Ralph Obenchain, Human Doormat.

Her marriage did not prevent Kennedy from pleading with her to take him back. Within four days of the wedding, the two of them were again romantically involved. Within three months of the wedding, Obenchain agreed, for his precious Madalynne’s sake, to go back to Chicago and allow her to divorce him. Every week, he sent her $80 in alimony, and, frequently, signed blank checks as well.

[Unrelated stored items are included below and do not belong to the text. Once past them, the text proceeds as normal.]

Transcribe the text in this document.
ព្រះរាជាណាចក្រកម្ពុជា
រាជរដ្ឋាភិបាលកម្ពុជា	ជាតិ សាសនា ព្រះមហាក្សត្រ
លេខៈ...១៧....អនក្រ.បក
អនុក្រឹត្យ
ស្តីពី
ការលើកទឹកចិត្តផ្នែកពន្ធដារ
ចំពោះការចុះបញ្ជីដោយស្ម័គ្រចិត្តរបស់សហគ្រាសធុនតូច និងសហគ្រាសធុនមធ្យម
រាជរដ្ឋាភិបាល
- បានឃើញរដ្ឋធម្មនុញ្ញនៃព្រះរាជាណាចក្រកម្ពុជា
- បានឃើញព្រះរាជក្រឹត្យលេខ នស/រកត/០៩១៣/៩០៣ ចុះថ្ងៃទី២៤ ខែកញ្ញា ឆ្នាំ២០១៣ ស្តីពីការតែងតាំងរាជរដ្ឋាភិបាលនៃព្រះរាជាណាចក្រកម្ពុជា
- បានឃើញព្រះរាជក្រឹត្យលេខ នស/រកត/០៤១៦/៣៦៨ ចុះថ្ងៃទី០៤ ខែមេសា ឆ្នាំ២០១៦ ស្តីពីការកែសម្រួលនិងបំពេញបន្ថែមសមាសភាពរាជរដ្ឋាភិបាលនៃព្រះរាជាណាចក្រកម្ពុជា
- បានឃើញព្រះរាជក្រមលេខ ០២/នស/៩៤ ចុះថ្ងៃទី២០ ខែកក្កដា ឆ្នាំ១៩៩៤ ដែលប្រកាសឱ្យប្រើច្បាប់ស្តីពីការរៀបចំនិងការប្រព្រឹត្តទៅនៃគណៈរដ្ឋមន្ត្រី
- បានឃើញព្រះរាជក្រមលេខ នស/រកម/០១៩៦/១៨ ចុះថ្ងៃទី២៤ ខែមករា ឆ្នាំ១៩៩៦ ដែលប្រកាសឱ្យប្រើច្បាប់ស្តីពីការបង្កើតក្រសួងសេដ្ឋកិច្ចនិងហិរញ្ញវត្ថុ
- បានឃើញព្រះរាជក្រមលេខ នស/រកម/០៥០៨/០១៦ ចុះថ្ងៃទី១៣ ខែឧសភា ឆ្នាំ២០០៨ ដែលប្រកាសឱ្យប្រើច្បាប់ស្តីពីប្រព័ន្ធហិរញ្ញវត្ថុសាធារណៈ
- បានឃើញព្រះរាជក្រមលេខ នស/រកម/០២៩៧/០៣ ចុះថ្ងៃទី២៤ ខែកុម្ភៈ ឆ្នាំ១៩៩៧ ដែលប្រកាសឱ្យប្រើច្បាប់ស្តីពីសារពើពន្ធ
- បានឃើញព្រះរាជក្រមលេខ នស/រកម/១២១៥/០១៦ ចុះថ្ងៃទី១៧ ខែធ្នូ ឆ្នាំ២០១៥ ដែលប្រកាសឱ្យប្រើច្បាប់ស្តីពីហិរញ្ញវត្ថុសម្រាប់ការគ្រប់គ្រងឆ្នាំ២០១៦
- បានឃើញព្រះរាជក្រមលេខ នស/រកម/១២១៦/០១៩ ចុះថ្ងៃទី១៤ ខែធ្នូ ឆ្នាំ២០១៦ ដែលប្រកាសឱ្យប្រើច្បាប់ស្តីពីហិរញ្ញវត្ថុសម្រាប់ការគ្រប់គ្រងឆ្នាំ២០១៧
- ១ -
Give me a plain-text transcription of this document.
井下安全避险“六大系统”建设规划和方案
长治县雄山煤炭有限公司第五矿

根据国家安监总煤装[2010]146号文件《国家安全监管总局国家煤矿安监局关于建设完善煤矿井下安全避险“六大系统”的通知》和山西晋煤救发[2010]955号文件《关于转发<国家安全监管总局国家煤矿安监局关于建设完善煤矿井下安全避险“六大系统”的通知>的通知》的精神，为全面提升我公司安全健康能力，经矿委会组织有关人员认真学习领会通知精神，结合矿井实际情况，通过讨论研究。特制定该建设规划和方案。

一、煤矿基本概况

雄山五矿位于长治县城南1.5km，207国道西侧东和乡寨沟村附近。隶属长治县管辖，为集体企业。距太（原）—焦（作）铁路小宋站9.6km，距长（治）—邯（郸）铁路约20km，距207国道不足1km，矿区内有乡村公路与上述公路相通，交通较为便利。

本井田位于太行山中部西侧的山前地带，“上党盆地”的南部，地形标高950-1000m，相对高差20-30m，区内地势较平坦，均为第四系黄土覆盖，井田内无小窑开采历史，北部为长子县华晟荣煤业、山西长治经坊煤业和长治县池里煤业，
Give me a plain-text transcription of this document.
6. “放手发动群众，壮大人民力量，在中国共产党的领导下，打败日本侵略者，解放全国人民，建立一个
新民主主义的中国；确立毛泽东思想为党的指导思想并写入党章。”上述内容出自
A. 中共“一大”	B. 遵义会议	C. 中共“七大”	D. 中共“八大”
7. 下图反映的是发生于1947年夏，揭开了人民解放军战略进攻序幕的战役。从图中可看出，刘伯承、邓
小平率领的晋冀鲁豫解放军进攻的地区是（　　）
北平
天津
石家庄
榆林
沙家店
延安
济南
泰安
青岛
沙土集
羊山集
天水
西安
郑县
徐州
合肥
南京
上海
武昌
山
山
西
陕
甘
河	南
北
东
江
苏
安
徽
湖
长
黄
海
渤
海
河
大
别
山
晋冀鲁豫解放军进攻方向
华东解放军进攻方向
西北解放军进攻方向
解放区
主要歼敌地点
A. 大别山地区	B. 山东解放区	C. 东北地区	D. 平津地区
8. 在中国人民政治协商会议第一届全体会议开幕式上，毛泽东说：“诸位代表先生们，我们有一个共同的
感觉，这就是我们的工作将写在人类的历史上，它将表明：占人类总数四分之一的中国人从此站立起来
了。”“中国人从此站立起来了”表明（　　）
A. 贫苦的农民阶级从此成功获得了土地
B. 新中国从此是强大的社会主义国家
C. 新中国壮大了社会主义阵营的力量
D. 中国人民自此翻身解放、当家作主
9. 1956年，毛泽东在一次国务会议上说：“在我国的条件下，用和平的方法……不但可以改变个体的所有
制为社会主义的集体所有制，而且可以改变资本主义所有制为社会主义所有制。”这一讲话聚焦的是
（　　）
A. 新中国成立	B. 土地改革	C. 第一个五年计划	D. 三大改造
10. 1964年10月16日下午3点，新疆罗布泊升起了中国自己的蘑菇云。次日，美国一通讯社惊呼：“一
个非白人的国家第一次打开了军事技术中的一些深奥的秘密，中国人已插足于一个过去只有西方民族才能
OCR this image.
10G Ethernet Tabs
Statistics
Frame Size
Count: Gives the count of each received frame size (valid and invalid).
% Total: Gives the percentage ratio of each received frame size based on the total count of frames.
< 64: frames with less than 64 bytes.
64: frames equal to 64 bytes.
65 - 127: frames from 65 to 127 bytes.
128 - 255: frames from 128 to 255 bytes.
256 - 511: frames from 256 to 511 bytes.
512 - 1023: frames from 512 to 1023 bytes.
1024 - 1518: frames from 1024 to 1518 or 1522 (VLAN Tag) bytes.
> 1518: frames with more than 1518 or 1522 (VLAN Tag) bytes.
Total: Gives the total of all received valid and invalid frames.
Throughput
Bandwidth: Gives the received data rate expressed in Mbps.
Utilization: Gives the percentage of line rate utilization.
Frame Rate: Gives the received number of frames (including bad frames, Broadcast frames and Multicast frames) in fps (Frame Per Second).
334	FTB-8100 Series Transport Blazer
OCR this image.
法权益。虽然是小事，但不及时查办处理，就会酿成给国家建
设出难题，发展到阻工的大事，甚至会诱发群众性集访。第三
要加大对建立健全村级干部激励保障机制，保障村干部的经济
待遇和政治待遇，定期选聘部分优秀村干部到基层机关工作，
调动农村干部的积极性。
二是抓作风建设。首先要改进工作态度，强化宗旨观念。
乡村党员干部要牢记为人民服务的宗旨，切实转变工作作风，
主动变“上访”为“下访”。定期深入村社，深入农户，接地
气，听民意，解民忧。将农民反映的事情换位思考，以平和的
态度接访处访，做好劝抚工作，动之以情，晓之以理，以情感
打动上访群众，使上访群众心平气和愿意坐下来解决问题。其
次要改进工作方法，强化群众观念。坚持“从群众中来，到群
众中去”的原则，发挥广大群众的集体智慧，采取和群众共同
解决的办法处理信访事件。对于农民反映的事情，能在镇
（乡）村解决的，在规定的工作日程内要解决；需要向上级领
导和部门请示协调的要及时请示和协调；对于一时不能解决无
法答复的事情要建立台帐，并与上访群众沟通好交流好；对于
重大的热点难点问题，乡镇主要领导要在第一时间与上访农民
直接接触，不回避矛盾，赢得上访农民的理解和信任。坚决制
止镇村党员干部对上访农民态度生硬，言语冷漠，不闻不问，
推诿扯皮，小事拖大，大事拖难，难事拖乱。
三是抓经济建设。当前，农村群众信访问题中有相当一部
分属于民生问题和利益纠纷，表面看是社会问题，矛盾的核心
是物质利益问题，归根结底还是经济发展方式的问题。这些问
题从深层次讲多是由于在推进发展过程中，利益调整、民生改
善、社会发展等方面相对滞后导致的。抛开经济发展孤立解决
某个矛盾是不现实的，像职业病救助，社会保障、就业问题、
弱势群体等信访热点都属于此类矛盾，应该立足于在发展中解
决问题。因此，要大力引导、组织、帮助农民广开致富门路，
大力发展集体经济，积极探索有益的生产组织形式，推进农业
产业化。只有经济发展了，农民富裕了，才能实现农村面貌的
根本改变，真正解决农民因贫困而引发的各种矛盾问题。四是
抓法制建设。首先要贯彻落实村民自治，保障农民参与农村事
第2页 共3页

Madalynne relocated to Evanston, Indiana to await her divorce, not to mention Kennedy, who had promised to meet her in Chicago. While there, she became reacquainted with yet another old male admirer, Arthur Burch. He took her for car rides and did her grocery shopping. Madalynne got her divorce, but her man failed to materialize. After a few months, she again got fed up with this male tower of mush and wrote Kennedy a letter vowing to go back to Obenchain if he did not immediately come to Evanston. Kennedy stayed in Los Angeles, and Madalynne, again, swore that they were through forever. However, she did not follow through on her threat to give Obenchain another chance.

After several months, she got a letter—rather past its sell-by date—from Kennedy announcing he was coming to claim her. She sent a frantic reply, asking if he had lost his mind entirely, and declaring that “I wouldn’t marry you even if I were free to do so—ever!” 

In January of 1921 she returned to Los Angeles. Shortly after that, Kennedy was begging to be allowed to call on her, and by April, these two masochistic lunatics lovebirds were re-engaged. They planned on May 5th to take the train to San Francisco and get married, Mrs. Kennedy be damned. At the station, however, Madalynne had second thoughts. She went to Chicago instead, to talk the whole situation out with Ralph Obenchain. Kennedy promised to meet her there. He didn’t.

Madalynne consoled herself with some traveling through Canada, down to San Francisco. She was, she later said, on the point of going to Honolulu and forgetting about men altogether when…she was bombarded with letters from J. Belton Kennedy, begging her to come back to Los Angeles and his waiting arms. For reasons that escape me, she did return to L.A., but she held off on the waiting arms.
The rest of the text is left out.